Wednesday, June 17, 2026

Japan's real interest rate remains negative... no yen carry trade unwinding

Input
2026-06-17 07:25:18
Updated
2026-06-17 07:25:18
[Tokyo = AP/Newsis] The Bank of Japan (BOJ), Japan's central bank, raised its benchmark interest rate by 0.25 percentage point on the 16th, six months after its previous increase. The photo shows the BOJ headquarters in Tokyo on July 29, 2022. 2026.06.16. /Photo = Newsis

[Tokyo = Reporter Seo Hye-jin] The Bank of Japan (BOJ) raised its benchmark interest rate from 0.75% to 1.0% on the 16th, opening a '1% interest rate era' for the first time in 31 years. Yet financial markets remained calmer than expected.
Inflationary pressure driven by rising oil prices from the Middle East and a weaker yen was a key factor behind the policy decision. However, the feared 'yen carry trade unwinding' did not materialize clearly. Instead, relief over the easing of policy uncertainty helped sustain demand for risk assets.
■ BOJ puts the spotlight on inflation risks
At its Monetary Policy Meeting that day, the BOJ decided to raise rates, judging that inflation risks were greater than the risk of an economic slowdown.
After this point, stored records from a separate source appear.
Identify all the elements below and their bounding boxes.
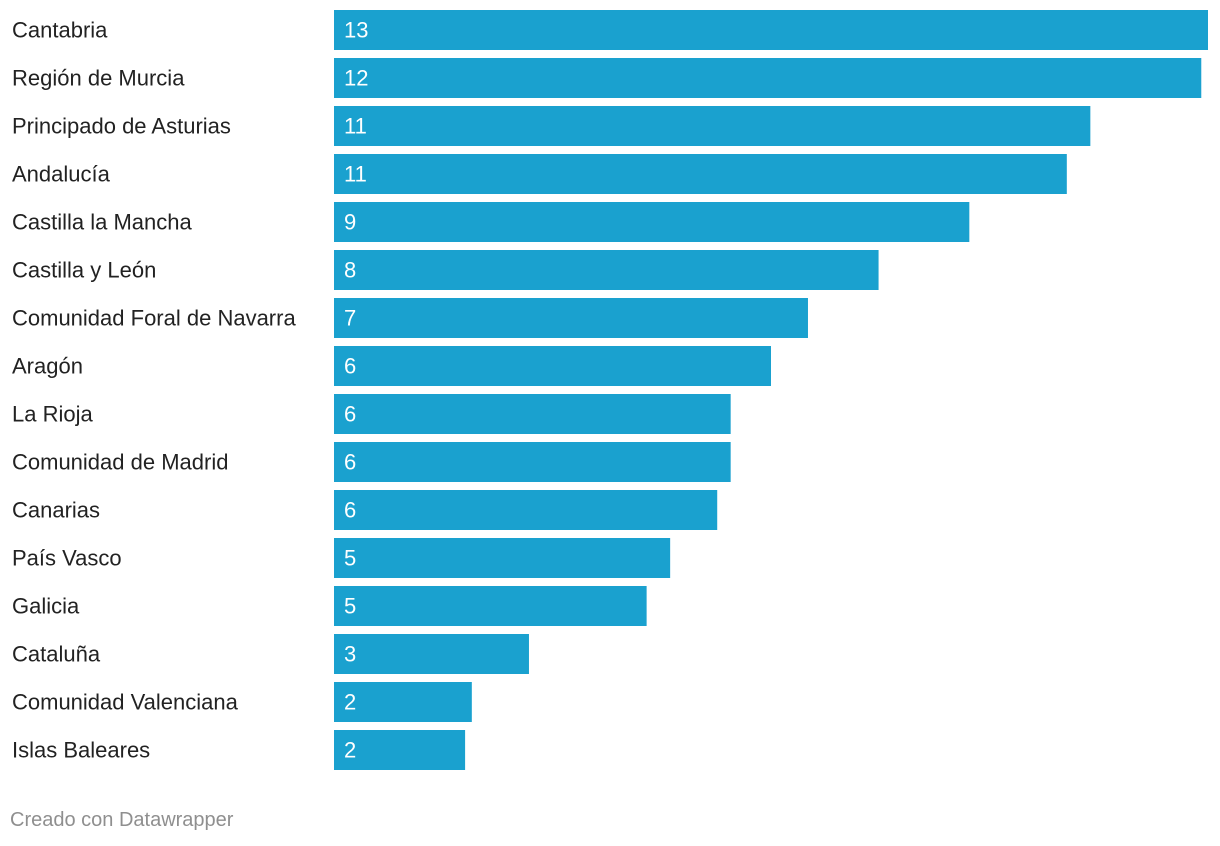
bar-value-label: 11 bbox=[344, 114, 367, 139]
category-label: Andalucía bbox=[12, 162, 111, 187]
bar-value-label: 6 bbox=[344, 450, 356, 475]
category-label: Comunidad de Madrid bbox=[12, 450, 228, 475]
category-label: Aragón bbox=[12, 354, 83, 379]
bar bbox=[334, 538, 671, 578]
bar bbox=[334, 106, 1091, 146]
bar-chart: Cantabria 13 Región de Murcia 12 Principado … bbox=[12, 10, 1208, 770]
category-label: Región de Murcia bbox=[12, 66, 185, 91]
bar bbox=[334, 490, 718, 530]
category-label: Comunidad Foral de Navarra bbox=[12, 306, 296, 331]
bar bbox=[334, 682, 472, 722]
bar bbox=[334, 298, 808, 338]
bar-value-label: 8 bbox=[344, 258, 356, 283]
bar bbox=[334, 202, 970, 242]
bar bbox=[334, 154, 1067, 194]
bar bbox=[334, 442, 731, 482]
bar-value-label: 6 bbox=[344, 498, 356, 523]
bar-value-label: 13 bbox=[344, 18, 368, 43]
bar-value-label: 2 bbox=[344, 690, 356, 715]
category-label: Islas Baleares bbox=[12, 738, 150, 763]
bar-value-label: 5 bbox=[344, 594, 356, 619]
bar-value-label: 9 bbox=[344, 210, 356, 235]
bar-value-label: 6 bbox=[344, 402, 356, 427]
category-label: Comunidad Valenciana bbox=[12, 690, 239, 715]
category-label: Cataluña bbox=[12, 642, 101, 667]
bar-value-label: 12 bbox=[344, 66, 368, 91]
category-label: Cantabria bbox=[12, 18, 108, 43]
bar bbox=[334, 250, 879, 290]
category-label: Galicia bbox=[12, 594, 80, 619]
bar-value-label: 11 bbox=[344, 162, 367, 187]
bar bbox=[334, 586, 647, 626]
category-label: Castilla la Mancha bbox=[12, 210, 193, 235]
category-label: Canarias bbox=[12, 498, 100, 523]
bar bbox=[334, 58, 1202, 98]
bar bbox=[334, 10, 1208, 50]
category-label: Principado de Asturias bbox=[12, 114, 231, 139]
bar bbox=[334, 730, 466, 770]
category-label: La Rioja bbox=[12, 402, 93, 427]
bar bbox=[334, 394, 731, 434]
category-label: País Vasco bbox=[12, 546, 122, 571]
credit-footer: Creado con Datawrapper bbox=[10, 809, 234, 831]
bar-value-label: 3 bbox=[344, 642, 356, 667]
bar-value-label: 7 bbox=[344, 306, 356, 331]
category-label: Castilla y León bbox=[12, 258, 156, 283]
bar-value-label: 5 bbox=[344, 546, 356, 571]
bar-value-label: 6 bbox=[344, 354, 356, 379]
bar-value-label: 2 bbox=[344, 738, 356, 763]
bar bbox=[334, 346, 771, 386]
bar bbox=[334, 634, 529, 674]
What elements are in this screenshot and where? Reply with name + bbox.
Shinichi Uchida, BOJ deputy governor, said at a press conference, "Price pass-through among companies is progressing faster than expected, and it could spread to overall consumer prices in the future," adding that "there is a risk that underlying inflation will exceed the 2% target."
He also said downside risks to the economy had eased, explaining that energy subsidies and diversification of raw material sourcing were helping absorb the shock.
In the market, the move was seen less as the start of a full tightening cycle and more as a gradual normalization from a long-running ultra-low-rate regime. Nihon Keizai Shimbun also noted that Japan is moving away from ultra-low interest rates, but its rates remain low compared with other major economies. Analysts also pointed out that the BOJ has not yet reached the lower end of its estimated neutral rate range of 1.1% to 2.5%, leaving room for further hikes.
In its statement, the BOJ said it would continue to raise the policy rate and adjust the degree of monetary easing in line with economic, price, and financial conditions. Deputy Governor Uchida also reaffirmed the central bank's gradual hiking stance, saying, "Financial conditions remain accommodative." He added, "The pace and final rate level will be adjusted while watching developments in the Middle East and inflation trends," underscoring a cautious approach.
■ Negative real rates and the U.S.-Japan rate gap remain a constraint
The rate hike had only a limited impact on the foreign exchange market. In Tokyo trading, the USD/JPY exchange rate moved in the low 160-yen range, extending the yen's weakness. Right after the announcement, selling pressure on the yen actually intensified.
A key reason is that real interest rates remain in negative territory. Even though Japan's consumer price inflation has risen to the mid-2% range, the policy rate is only 1%, limiting the effect of tightening. The persistent gap with the U.S. policy rate, which stands at 3.50% to 3.75%, is also continuing to restrain yen strength.
This continues to support the environment for the yen carry trade. Investors still see value in borrowing cheap yen to invest in higher-yielding assets, so the rate hike did little to trigger unwinding pressure. Market participants also argue that much of the rate-hike path has already been priced in, and that Japan's absolute rate level remains among the lowest in the world.
The stock market took the meeting results as a positive sign because they were broadly in line with expectations, and it extended its gains. The Nikkei 225 Stock Average closed at 69,404.50, up 87.32 points, or 0.13%, from the previous session, setting a new all-time high. During the session, it also briefly topped 70,000 for the first time.